A week later, Kerris was no closer to peace. She’d been wrestling with the issues Dr. Stein unearthed. The past was a labyrinth she couldn’t find a way out of. With every turn she took, she hoped it would lead to an exit to a new life, a new chapter, but each turn just looped her back into old memories, old patterns, old hurts. Sometimes, alone outside, Kerris could work things out that made no sense when she was indoors, so she set out for her garden.

“Mama Jess, I’m out back picking greens and tomatoes.”

Kerris let the screen door slam behind her, stomping toward the garden. She’d spent a lot of time out there in the week since she’d sent off the divorce papers. Seemed like this garden was a form of therapy all its own.

Kerris grabbed the bucket they always left at the garden gate, and slipped on her hot-pink Hunter rain boots. She rolled up the sleeves of the men’s shirt she’d snatched up from the Salvation Army thrift store last week, the tail of the oversize shirt flowing to mid-thigh. With the shirt completely covering her tiny cutoff denim shorts, and the hot-pink rain boots covering her calves up to her knees, she didn’t want to think about the picture she made. She looped her hair up into a knot on top of her head, secured with a wooden spoon.

She started down a row of tomatoes, bucket in hand, squatting to inspect the first bushel, not turning when she heard Mama Jess come up behind her.

“I think you were right about these tomatoes, Mama Jess.” She tossed the words over her shoulder, moving onto the next bushel. “Still a lot of green.

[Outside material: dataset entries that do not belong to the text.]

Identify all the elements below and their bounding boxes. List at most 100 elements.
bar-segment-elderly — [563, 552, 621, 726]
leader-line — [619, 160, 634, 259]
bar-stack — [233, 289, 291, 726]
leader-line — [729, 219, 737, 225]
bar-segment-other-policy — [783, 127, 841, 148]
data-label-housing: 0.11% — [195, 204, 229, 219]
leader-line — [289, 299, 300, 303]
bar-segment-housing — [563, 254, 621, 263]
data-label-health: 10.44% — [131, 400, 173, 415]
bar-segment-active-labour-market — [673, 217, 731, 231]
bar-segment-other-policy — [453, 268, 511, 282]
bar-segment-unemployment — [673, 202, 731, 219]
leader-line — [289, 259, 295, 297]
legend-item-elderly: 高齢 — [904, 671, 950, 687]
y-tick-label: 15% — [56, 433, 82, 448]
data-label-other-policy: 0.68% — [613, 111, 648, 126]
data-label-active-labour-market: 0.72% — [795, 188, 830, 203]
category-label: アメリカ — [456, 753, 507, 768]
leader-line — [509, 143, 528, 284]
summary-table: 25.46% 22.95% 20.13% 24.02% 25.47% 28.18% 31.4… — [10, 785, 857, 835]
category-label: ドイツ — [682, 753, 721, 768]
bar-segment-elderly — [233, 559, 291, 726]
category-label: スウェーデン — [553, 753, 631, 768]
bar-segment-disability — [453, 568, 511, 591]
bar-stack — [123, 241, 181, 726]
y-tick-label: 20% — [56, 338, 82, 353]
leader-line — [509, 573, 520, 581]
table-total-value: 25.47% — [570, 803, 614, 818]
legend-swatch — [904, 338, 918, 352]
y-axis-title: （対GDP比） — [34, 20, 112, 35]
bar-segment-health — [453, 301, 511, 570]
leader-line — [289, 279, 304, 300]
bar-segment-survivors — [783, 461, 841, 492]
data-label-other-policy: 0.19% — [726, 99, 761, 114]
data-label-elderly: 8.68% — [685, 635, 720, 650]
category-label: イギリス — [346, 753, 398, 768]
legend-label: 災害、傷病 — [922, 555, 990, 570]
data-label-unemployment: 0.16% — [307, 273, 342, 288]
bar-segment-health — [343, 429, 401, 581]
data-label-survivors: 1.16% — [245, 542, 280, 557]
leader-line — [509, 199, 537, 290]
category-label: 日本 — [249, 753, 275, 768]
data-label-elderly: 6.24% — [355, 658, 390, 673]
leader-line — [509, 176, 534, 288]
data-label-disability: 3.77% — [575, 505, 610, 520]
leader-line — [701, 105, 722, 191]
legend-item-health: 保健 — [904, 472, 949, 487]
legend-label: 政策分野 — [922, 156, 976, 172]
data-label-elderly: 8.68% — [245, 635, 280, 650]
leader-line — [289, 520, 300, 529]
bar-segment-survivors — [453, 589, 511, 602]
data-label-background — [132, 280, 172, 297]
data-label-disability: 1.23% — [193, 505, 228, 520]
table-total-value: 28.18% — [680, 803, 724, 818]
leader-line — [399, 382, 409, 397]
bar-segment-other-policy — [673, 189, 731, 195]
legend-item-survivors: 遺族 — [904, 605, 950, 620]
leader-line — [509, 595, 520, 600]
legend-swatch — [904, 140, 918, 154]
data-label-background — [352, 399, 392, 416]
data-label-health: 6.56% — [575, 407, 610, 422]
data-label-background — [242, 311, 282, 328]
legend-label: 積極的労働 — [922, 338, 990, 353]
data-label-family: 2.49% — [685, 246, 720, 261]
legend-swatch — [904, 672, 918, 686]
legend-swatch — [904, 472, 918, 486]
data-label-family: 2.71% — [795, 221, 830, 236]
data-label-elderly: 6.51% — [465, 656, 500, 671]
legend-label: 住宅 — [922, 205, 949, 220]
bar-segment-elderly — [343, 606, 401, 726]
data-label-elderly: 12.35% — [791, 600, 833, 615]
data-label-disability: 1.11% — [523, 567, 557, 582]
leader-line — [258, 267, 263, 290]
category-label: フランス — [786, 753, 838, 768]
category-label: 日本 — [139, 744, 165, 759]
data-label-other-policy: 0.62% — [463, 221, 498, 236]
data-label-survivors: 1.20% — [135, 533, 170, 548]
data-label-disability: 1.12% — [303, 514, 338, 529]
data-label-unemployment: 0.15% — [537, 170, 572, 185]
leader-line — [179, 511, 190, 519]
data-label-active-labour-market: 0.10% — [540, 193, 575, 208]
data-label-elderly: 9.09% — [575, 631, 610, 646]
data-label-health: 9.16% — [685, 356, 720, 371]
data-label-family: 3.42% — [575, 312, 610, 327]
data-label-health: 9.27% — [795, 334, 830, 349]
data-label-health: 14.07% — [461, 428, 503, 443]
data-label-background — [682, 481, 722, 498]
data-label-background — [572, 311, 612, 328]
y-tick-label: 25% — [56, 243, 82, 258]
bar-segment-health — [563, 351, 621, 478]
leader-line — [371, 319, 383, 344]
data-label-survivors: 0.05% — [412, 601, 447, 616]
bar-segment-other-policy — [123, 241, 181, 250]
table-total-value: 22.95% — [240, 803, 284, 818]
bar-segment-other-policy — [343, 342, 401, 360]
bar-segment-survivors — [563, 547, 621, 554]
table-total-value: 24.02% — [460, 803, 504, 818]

We do have a few in the house, though, right? I was gonna make a salad tonight for myself since you’ll be off playing bingo.”

Kerris stepped across a couple of rows, careful to avoid the still-growing vegetation. She reached down to caress a collard green leaf.

“These are ready, though,” she said to the still-quiet Mama Jess. “I’ll pull some of these and we can have them for dinner tomorrow night. How’s that sound?”

The woman wasn’t this quiet even when she was asleep.

“Did you hear—”

Kerris turned, and the words froze in her throat and then melted under the heat of Walsh’s gaze. He was still on the tomato row, a few feet behind her, incongruous with his tailored slacks and his expensive shoes planted in the dirt of her garden.

“Walsh.” She dropped her bucket.

“Kerris.” The brewing storm in his eyes said the evenness of his tone was a lie.

“Why are you here?” One hand flew up to her messy hair and the other tugged the tail of her Salvation Army shirt.